4 Keys to Building Your Training Program

Author: Coach Rik

Having a plan when entering the gym is the single most important thing to having long-term success in performance, health & wellness, weight loss etc. Regardless of if it is just a general outline or is a detailed program, it creates a framework for you to abide by. A quality program allows you to plan, track and review your progression so you can see results or pitfalls. It allows for consistency as you have a structured idea of what to do and when. With that being said, it can be a difficult task for those that are unsure of how to put something like this together, and understandably so. There are many factors that go into programming, and it can cause some frustration and confusion without guidance. Below are some aspects to take into consideration when trying to plan for yourself.

  • Goals
    • What are you trying to get out of your training sessions? Are you trying to lose weight, build muscle or both? Are you an athlete training for sport? Do you just want to get fit or stay healthy? The goal or objective of your training will dictate how you need to plan moving forward.
  • Frequency
    • How many days a week do you want to train? How many days are feasible? How many days are optimal to reach your goal?
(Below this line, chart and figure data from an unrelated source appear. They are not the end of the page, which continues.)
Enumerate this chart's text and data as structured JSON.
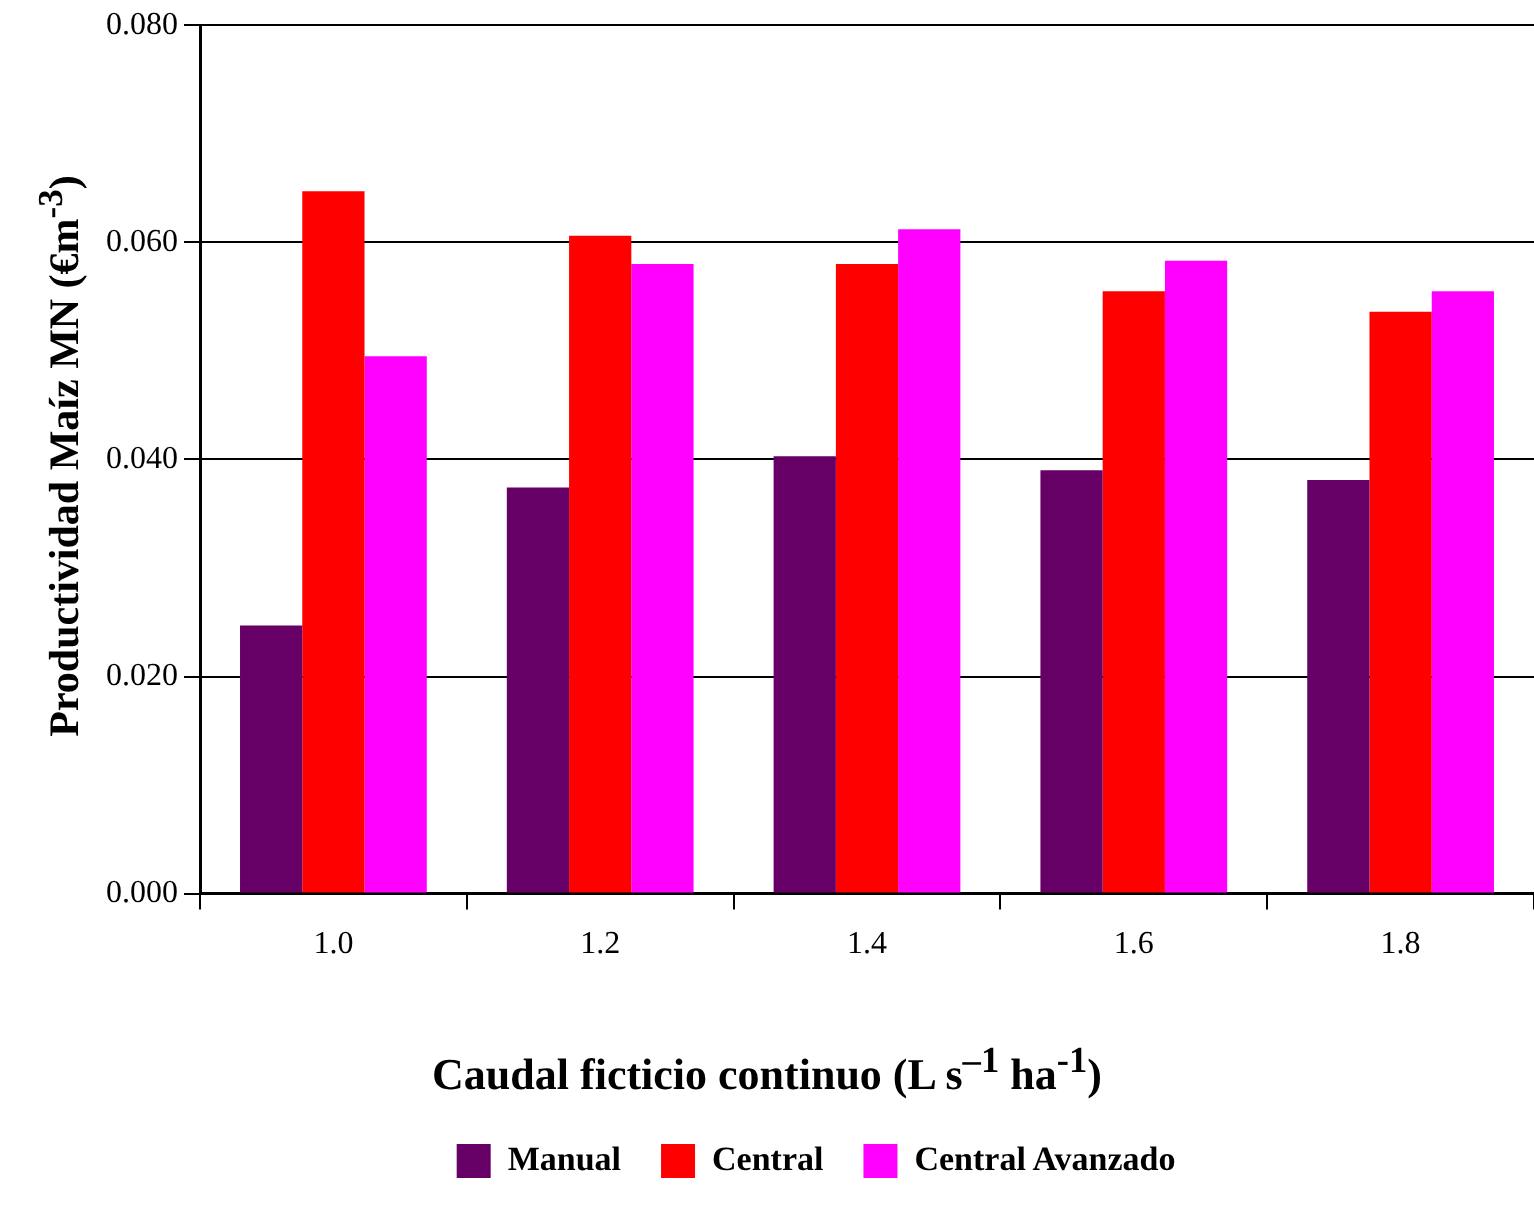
{
  "chart_data": {
    "type": "bar",
    "xlabel": "Caudal ficticio continuo (L s$^{–1}$ ha$^{-1}$)",
    "ylabel": "Productividad Maíz MN (€m$^{-3}$)",
    "categories": [
      "1.0",
      "1.2",
      "1.4",
      "1.6",
      "1.8"
    ],
    "series": [
      {
        "name": "Manual",
        "color": "#660066",
        "values": [
          0.0247,
          0.0374,
          0.0403,
          0.039,
          0.0381
        ]
      },
      {
        "name": "Central",
        "color": "#ff0000",
        "values": [
          0.0647,
          0.0606,
          0.058,
          0.0555,
          0.0536
        ]
      },
      {
        "name": "Central Avanzado",
        "color": "#ff00ff",
        "values": [
          0.0495,
          0.058,
          0.0612,
          0.0583,
          0.0555
        ]
      }
    ],
    "ylim": [
      0,
      0.08
    ],
    "yticks": [
      {
        "value": 0,
        "label": "0.000"
      },
      {
        "value": 0.02,
        "label": "0.020"
      },
      {
        "value": 0.04,
        "label": "0.040"
      },
      {
        "value": 0.06,
        "label": "0.060"
      },
      {
        "value": 0.08,
        "label": "0.080"
      }
    ],
    "grid": "y",
    "legend": "bottom"
  }
}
Being realistic with how much time you can commit to training is a must. Putting a 6-day program together is just dandy, but if your lifestyle does not fit, then your progress and results will suffer. Secondly, identify what the optimal frequency is to get what you want out of your program. A person who is just training to get stay fit, is going to have a vastly different plan than an Olympic weightlifter. The duration of each session will play a role in this as well. The longer you stay in the gym, the less days per week that are needed, and vice versa. The biggest key is to be self-aware of who you are and what is going to keep you consistent. Do you like to work out every day, or have days off? How long will your sessions take? For the most part I like to stay conservative. If you do too much too early on it can cause burnout and fatigue and can affect motivation levels. All in all, anywhere from 2-6 days a week, and sessions lasting from 30mins to 1.5 hours is where most people sit depending on what your goals are.
  • Training Age
    • How long have you been training for? This will influence how often you need to train depending on your goals. Novices will progress faster and can get more out of each session compared to someone who has been training consistently for a decade. Newbies will also be able to handle more frequency compared to a veteran as their overall load will not be as taxing, and they will be able to recover faster from intense bouts. Someone who has been training for a decade has a large base and can handle harder workouts as well as more advanced training methods. The more intense and advanced the training, the more focus needed on recovery and rest between sessions. Always think simple to complex and be honest with yourself. Slow-cook your training. Start with the basics and progress slowly to stay healthy.
  • Routine
    • What kind of routine do you want to put together? This is dependent upon all the above factors. Your goals will dictate what kind of exercise you will be doing (cardio, strength training, etc.) The frequency will dictate how your week will be laid out. Do you need total body sessions, upper/lower splits, Push/pull, or by muscle group? Your training age can influence your exercise selection and set/rep schemes. Advanced individuals may not benefit from the same thing as a beginner would.

At the end of the day there is no right or wrong answer it comes down checking off these three boxes.

  1. Are you seeing the results you want?
  2. Are you staying safe & injury free?
  3. Are you staying consistent?

If you check off these three things, then your plan is probably moving in the right direction.